Although the nutritional benefits don’t differ, Tropicana’s chief marketing officer Memo Maquivar said the refrigerated aspect of Farmstand will be a critical differentiator.

“Chilled is very important — it signals high quality, it signals premium, it signals freshness,” he said.

The rollout of Tropicana Farmstand comes as consumption of pure fruit juice has declined 6 percent over the past five years, according to the market research firm Euromonitor International. And Tropicana’s share of the category is down to 16 percent from 21 percent five years ago.

Now Tropicana is betting on Farmstand, its biggest product launch since the rollout of Trop50 in 2009. That drink has about half the calories of regular orange juice and is targeted toward people who are watching their weight.

By contrast, Farmstand’s calories are roughly the same as that of regular orange juice; an 8-ounce glass has about 120 calories and 28 grams of sugar. Since Farmstand is primarily targeting parents who want to get their kids to eat some vegetables, Maquivar says those stats shouldn’t be a concern.

The juice will be available at Wal-Mart Stores Inc. later this month before expanding to supermarkets and other retailers early next year. In the first half of 2013, Tropicana plans to spend between $20 million and $30 million on advertising for Farmstand, with tag lines such as “Turn Your Kids Into Veggie Lovers.”

As integral as the promise of vegetables may be to its success, however, Tropicana is being careful not to play up the beets and carrots too much. Jeff Miller, a senior marketing manager for Tropicana, said consumer surveys showed moms didn’t want to be caught by their kids serving hidden vegetables.

So the first three Farmstand flavors emphasize the fruit content — strawberry banana, peach mango and pomegranate blueberry. The bottles prominently feature images of fruit, while the vegetables are tucked behind the logo.

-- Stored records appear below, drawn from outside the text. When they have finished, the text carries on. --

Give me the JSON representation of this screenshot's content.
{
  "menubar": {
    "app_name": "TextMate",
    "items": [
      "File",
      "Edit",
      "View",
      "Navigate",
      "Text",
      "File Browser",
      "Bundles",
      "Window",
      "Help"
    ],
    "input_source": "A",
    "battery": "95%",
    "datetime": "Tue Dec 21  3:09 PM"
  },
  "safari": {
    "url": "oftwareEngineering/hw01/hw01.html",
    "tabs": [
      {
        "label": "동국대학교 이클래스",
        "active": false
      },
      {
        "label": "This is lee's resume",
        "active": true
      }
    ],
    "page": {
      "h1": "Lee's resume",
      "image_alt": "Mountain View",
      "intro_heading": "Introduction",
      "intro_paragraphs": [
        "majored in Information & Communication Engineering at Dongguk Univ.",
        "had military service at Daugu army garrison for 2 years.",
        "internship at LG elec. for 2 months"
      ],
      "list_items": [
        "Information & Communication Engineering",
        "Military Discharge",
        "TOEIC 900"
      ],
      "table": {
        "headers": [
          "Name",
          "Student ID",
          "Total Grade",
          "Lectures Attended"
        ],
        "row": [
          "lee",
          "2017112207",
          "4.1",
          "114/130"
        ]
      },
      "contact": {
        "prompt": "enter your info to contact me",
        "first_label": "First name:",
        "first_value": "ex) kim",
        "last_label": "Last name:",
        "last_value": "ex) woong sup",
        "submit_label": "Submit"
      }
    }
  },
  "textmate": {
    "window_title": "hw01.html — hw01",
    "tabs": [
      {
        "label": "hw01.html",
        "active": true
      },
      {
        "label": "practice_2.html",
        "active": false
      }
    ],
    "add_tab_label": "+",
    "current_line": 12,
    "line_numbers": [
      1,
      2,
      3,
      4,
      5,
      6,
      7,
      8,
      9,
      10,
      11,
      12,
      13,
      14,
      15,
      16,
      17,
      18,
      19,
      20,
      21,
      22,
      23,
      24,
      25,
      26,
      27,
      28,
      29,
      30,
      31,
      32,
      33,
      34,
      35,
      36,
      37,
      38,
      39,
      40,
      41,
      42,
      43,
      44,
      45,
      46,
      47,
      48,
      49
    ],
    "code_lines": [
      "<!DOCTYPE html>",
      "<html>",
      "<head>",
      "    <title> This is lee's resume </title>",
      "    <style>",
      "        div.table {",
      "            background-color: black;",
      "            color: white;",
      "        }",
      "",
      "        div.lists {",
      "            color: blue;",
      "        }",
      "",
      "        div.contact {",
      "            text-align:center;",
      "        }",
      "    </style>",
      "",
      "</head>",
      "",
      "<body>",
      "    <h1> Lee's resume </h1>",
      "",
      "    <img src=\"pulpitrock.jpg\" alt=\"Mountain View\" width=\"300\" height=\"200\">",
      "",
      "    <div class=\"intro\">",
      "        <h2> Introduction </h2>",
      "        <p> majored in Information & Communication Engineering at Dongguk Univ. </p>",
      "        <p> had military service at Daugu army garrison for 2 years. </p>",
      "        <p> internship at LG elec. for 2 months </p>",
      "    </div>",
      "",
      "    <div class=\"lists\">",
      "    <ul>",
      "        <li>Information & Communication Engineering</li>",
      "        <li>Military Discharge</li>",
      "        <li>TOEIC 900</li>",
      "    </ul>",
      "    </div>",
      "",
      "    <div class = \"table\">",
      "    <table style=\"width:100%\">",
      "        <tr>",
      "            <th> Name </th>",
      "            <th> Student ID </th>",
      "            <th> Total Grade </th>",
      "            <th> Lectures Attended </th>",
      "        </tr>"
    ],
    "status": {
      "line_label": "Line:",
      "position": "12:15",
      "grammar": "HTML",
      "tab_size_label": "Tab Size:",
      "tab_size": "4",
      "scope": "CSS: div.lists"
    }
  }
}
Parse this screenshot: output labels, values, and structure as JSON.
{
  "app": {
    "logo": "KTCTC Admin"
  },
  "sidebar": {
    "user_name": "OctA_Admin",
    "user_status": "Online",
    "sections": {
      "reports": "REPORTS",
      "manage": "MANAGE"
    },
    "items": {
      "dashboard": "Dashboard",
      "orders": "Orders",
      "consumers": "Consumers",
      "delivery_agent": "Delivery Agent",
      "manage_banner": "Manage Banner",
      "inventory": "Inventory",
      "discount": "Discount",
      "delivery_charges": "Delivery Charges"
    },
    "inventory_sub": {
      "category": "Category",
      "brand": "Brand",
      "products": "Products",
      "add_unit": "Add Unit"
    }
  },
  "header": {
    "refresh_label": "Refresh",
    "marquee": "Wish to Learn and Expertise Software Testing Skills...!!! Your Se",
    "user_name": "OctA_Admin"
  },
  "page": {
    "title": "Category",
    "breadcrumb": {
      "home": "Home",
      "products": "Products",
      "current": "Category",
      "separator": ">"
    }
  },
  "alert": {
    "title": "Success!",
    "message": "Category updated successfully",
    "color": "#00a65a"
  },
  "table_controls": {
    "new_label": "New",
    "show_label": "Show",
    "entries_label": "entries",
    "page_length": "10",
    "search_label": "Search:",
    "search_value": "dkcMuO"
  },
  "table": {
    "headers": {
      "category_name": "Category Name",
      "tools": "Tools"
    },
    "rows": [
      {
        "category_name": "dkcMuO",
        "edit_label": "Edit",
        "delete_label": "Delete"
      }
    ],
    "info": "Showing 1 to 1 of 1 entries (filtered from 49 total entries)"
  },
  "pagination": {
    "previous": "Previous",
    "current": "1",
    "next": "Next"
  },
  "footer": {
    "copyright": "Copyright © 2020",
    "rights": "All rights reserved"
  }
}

As for the taste, it took about eight months to come up with the right blend of juices that “hide the vegetables as much as possible,” said Kathy Timperman, product development manager at PepsiCo Inc.

Early on, Timperman said Tropicana tested a variety of vegetables, including cucumbers, zucchinis, tomatoes and purple carrots. She noted those could still turn up in future flavors but that the company is sticking with beets, sweet potatoes and yellow and orange carrots for now.

Tropicana Farmstand will also have a thinner consistency more akin to regular orange juice, unlike the thicker, premium fruit-and-vegetable juices such as Naked and Bolthouse Farms, which are marketed to health-conscious adults on the go.

But as hard as Tropicana worked to make Farmstand taste like regular juice, Timperman said most people will still find it to be “a little bit of a different experience.”